Across the United States, which types of events are most harmful with respect to population health?

Two categories have been identified as affecting “population health”. These are the catagories of Fatalities and Injuries.

## create code to output the percentages of the defined Top N values for reporting

        cat(c("The Top 5 Events for Fatalities and Injuries represents",
              round(100*(sum(save.ppl$Affected)/tots$InD), digits = 1),
              "percent of all Fatalities and Injuries.  Injuries 
represent ",round(100*(tots$I/tots$InD), digits = 1),"percent of the combined Fatalities and Injuries total.  While Fatalities remainder with",round(100*(tots$FA/tots$InD), digits = 1),"percent of the combined."))
## The Top 5 Events for Fatalities and Injuries represents 81.1 percent of all Fatalities and Injuries.  Injuries 
## represent  90.3 percent of the combined Fatalities and Injuries total.  While Fatalities remainder with 9.7 percent of the combined.
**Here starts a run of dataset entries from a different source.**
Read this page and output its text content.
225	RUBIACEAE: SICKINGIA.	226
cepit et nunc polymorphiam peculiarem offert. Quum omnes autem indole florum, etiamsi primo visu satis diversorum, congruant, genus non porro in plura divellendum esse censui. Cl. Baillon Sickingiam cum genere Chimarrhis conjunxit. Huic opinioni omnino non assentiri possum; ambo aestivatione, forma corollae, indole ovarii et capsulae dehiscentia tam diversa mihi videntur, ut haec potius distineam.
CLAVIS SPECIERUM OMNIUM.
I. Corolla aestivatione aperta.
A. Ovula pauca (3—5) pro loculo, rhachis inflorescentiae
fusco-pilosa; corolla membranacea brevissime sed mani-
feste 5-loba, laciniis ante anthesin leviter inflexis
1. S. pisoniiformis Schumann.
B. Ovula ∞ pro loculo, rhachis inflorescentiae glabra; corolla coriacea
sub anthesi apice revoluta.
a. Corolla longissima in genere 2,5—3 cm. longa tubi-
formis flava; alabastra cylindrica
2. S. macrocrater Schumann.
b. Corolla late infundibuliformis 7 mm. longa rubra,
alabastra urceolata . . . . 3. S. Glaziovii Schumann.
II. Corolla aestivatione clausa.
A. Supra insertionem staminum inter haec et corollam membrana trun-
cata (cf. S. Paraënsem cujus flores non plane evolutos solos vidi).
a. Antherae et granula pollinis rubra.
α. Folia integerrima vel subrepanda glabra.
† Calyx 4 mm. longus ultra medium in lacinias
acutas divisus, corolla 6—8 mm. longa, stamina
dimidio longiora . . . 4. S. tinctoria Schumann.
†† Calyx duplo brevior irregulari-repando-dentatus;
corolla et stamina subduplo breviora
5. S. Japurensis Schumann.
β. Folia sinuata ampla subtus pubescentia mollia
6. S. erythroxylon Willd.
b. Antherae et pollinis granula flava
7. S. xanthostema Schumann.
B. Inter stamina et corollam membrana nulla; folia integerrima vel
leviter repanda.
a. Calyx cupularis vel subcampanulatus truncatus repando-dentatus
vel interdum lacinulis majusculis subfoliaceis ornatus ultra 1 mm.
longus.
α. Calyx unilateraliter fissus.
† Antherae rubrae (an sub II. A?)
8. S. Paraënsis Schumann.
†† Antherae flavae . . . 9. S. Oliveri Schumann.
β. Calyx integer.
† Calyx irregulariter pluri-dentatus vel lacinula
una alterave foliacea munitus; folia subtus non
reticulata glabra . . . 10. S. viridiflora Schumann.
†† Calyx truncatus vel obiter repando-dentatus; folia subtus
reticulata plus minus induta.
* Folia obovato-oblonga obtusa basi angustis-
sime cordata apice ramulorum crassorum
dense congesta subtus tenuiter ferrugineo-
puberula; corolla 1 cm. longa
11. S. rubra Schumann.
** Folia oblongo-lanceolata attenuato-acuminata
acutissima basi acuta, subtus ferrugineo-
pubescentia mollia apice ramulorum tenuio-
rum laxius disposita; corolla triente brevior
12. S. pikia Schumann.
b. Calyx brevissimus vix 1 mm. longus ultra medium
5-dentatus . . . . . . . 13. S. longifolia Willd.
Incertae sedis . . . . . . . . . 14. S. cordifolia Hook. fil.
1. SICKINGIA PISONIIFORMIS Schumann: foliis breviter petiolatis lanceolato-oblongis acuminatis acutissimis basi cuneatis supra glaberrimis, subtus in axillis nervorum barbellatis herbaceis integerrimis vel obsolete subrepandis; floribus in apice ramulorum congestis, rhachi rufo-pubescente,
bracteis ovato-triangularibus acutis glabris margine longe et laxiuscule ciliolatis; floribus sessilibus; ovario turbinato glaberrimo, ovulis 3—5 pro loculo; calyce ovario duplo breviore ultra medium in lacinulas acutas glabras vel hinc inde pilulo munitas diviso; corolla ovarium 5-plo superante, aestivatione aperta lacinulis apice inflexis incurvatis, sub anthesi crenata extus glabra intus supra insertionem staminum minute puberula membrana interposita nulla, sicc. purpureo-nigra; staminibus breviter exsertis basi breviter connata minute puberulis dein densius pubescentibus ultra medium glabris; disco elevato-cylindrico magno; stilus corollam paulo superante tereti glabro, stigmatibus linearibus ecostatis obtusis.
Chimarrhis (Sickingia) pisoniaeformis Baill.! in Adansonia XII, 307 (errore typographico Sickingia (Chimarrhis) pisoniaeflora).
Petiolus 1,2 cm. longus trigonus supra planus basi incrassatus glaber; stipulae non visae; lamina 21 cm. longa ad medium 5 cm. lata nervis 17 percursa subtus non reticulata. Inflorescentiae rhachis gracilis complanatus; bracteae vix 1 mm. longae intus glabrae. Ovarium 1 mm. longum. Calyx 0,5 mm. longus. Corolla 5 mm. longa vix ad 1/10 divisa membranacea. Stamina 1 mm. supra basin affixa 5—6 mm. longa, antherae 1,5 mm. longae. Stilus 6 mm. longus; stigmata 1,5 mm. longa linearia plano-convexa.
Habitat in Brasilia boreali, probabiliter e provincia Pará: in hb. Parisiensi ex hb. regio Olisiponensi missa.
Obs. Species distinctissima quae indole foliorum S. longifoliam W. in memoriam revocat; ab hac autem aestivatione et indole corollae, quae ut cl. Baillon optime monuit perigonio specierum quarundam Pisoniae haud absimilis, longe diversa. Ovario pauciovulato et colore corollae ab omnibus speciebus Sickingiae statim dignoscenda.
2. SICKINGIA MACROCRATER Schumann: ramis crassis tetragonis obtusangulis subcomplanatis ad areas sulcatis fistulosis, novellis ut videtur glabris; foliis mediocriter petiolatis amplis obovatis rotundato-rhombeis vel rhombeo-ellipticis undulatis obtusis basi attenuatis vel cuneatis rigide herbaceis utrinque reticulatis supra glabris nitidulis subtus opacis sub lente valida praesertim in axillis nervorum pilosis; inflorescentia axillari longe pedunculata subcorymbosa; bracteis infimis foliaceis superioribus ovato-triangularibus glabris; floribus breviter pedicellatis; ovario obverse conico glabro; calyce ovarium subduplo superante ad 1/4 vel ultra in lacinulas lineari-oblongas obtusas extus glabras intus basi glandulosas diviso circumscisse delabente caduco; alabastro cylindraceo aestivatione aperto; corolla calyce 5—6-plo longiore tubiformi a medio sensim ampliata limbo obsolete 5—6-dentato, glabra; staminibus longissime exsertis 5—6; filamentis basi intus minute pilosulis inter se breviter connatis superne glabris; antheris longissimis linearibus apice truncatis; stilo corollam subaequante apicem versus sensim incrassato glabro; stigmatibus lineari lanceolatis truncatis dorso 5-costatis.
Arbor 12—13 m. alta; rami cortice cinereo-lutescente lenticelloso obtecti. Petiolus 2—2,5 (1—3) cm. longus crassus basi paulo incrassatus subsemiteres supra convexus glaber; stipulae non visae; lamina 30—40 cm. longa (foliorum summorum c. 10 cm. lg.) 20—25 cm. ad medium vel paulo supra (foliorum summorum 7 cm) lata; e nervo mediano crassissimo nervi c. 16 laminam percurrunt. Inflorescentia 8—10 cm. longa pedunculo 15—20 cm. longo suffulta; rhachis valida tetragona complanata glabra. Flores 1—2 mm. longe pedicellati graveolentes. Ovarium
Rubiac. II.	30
The results of looking at the Top 5 events for each category resulted in 7 types of events which had impacts. Injuries, by far, outweighed fatalitites, however Tornadoes were the single event which was the top event in both Injuries & Fatalities.

## plot the output of the Top N values

        print(plot1)

Question 2

Across the United States, which types of events have the greatest economic consequences?

Two types of Damage are analyzed for the overall definition of “economic consequences”. These are the categories of Property Damage and Crop Damage.

## create code to output the percentages of the defined Top N values for reporting

        cat(c("The Top 5 Events for Economic Damages represents",
              round(100*(sum(save.econ$Affected)/tots$ED), digits = 1),
              "percent of all Property and Crop Damages.  Property 
Damages represent ",round(100*(tots$PD/tots$ED), digits = 1),"percent of the combined Damage total.  While Crop Damages remainder with",round(100*(tots$CD/tots$ED), digits = 1),"
percent of the combined."))
## The Top 5 Events for Economic Damages represents 70.9 percent of all Property and Crop Damages.  Property 
## Damages represent  88.8 percent of the combined Damage total.  While Crop Damages remainder with 11.2 
## percent of the combined.

The results of looking at the Top 5 events for each category resulted in 7 types of events which had the most significant impact. This time, while Tornadoes had the highest contribution to the Property Damage and Property Damage drove the greatest amount of overall Economic Damage, it was the Event Type of Hail which drove the most significant economic impacts to the category of Crop Damage.

## plot the output of the Top N values
        print(plot2)